According to the Constitution’s 14th Amendment, ratified in 1868 to ensure citizenship for the newly emancipated African Americans, “all persons, born or naturalized in the United States, and subject to the jurisdiction thereof, are citizens of the United States.” The phrase “subject to the jurisdiction thereof” was intended to exclude from automatic citizenship American-born persons whose allegiance to the United States was incomplete. For example, Native Americans were excluded from American citizenship because of their tribal jurisdiction. Also not subject to American jurisdiction were foreign visitors, ambassadors, consuls, and their babies born here. In the case of illegal aliens, their native country has a claim of allegiance on the child. Therefore, some Constitutional scholars argue that the completeness of the allegiance to the United States is impaired and logically precludes automatic citizenship. However, this issue has never been directly decided by the U.S. Supreme Court.
The Price We Pay
“Make no mistake, Americans are happy to welcome immigrants who follow our immigration laws and see a better life here. America is far more welcoming and tolerant of newcomers than any virtually any nation on earth. But our modern welfare state creates pervasive incentives for immigrants, incentives that cloud the issue of why people chose to come here. We cannot afford to open our pocketbooks to the rest of the world. We must end the pervasive incentives that encourage immigrants to come here illegally, including the anchor baby incentive.
-Representative Ron Paul, Texas Straight Talk October 02, 2006
The nation’s school system faces the economic burden of providing services to the millions of children born to illegal immigrants. In a 2004 United States General Accounting Office report, three states submitted their annual cost estimates of educating illegal children. The estimates provided ranged from 50 million dollars to 87.5 million in Pennsylvania and 932 million to 1.04 billion dollars in Texas.1
FAIR estimates there are about 363,000 children born to illegal aliens each year. This figure is based on the crude birth rate of the total foreign-born population (33 births per 1000) and the size of the illegal alien population (13 million in 2008) adjusted downward to account for the estimate that females are a smaller share of the illegal alien population than the foreign-born population.2
What Does This Mean?
Higher Taxes
The federal government has control over immigration law for the United States. By not correcting this mis-application of the 14thAmendment, the funds that state and local governments must provide to anchor babies amounts to a virtual tax on U.S. citizens to subsidize illegal aliens.
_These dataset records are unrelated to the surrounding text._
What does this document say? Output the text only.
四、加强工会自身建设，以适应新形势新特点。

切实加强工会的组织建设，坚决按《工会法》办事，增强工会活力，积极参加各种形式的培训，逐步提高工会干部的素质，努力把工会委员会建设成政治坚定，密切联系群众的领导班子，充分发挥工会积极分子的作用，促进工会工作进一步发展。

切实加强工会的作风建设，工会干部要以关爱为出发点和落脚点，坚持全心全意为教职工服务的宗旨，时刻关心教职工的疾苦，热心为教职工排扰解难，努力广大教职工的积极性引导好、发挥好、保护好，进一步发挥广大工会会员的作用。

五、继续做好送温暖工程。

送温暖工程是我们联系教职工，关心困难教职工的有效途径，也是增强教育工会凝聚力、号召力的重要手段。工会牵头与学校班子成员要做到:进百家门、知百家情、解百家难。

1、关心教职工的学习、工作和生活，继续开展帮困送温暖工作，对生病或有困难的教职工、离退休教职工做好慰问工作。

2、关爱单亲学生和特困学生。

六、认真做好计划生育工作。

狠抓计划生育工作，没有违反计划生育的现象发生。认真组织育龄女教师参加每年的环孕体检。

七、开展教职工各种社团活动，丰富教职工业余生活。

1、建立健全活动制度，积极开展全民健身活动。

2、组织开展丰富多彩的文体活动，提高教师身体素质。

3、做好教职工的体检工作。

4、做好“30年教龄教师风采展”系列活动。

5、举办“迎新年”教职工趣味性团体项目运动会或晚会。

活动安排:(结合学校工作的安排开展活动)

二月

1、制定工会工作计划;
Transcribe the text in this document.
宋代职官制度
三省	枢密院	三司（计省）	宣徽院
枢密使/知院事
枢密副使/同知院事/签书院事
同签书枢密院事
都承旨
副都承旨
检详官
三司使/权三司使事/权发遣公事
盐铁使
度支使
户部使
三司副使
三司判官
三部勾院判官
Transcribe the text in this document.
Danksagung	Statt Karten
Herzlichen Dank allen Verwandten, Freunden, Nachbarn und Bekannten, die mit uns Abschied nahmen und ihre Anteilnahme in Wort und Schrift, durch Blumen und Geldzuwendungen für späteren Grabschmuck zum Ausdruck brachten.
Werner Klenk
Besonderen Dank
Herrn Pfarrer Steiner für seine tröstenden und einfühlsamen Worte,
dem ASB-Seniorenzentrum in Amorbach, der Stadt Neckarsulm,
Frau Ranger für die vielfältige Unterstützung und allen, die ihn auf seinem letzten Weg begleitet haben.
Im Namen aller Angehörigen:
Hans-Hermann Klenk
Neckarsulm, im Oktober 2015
Disrespect for the rule of law
Congress, by failing to act on legislation aimed at correcting the interpretation of citizenship by birth, in effect rewards law-breakers and punishes those who have chosen to follow the rules and immigrate legally.
The original intent of the 14th Amendment was clearly not to facilitate illegal aliens defying U.S. law and obtaining citizenship for their offspring, nor obtaining benefits at taxpayer expense. The United States is unusual in its offer to extend citizenship to anyone born on its soil. Other developed countries have changed their citizenship practice to eliminate the problems caused by the practice of birthright citizenship.1 The anchor baby problem has grown to such large proportions that the United States can no longer afford to ignore it. The logical first step for correcting the problem is for Congress to adopt legislation clarifying the meaning of the 14th amendment.
Footnotes and endnotes
- Serge F. Kovaleski, Young Muslims in Britain Hear Competing Appeals, N.Y. Times, Aug. 29, 2006, at A3.
Irish Nationality and Citizenship Act, 2004 (Act No. 38/2004) (Ir.) (limiting grant of citizenship by jus soli to persons with at least one parent who is an Irish or British citizen or who meets certain criteria of residence or right of residence). - Passel, Jeffrey S. and D’Vera Cohen, “A Portrait of Unauthorized Immigrants in the United States,” Pew Hispanic Center, April 2009.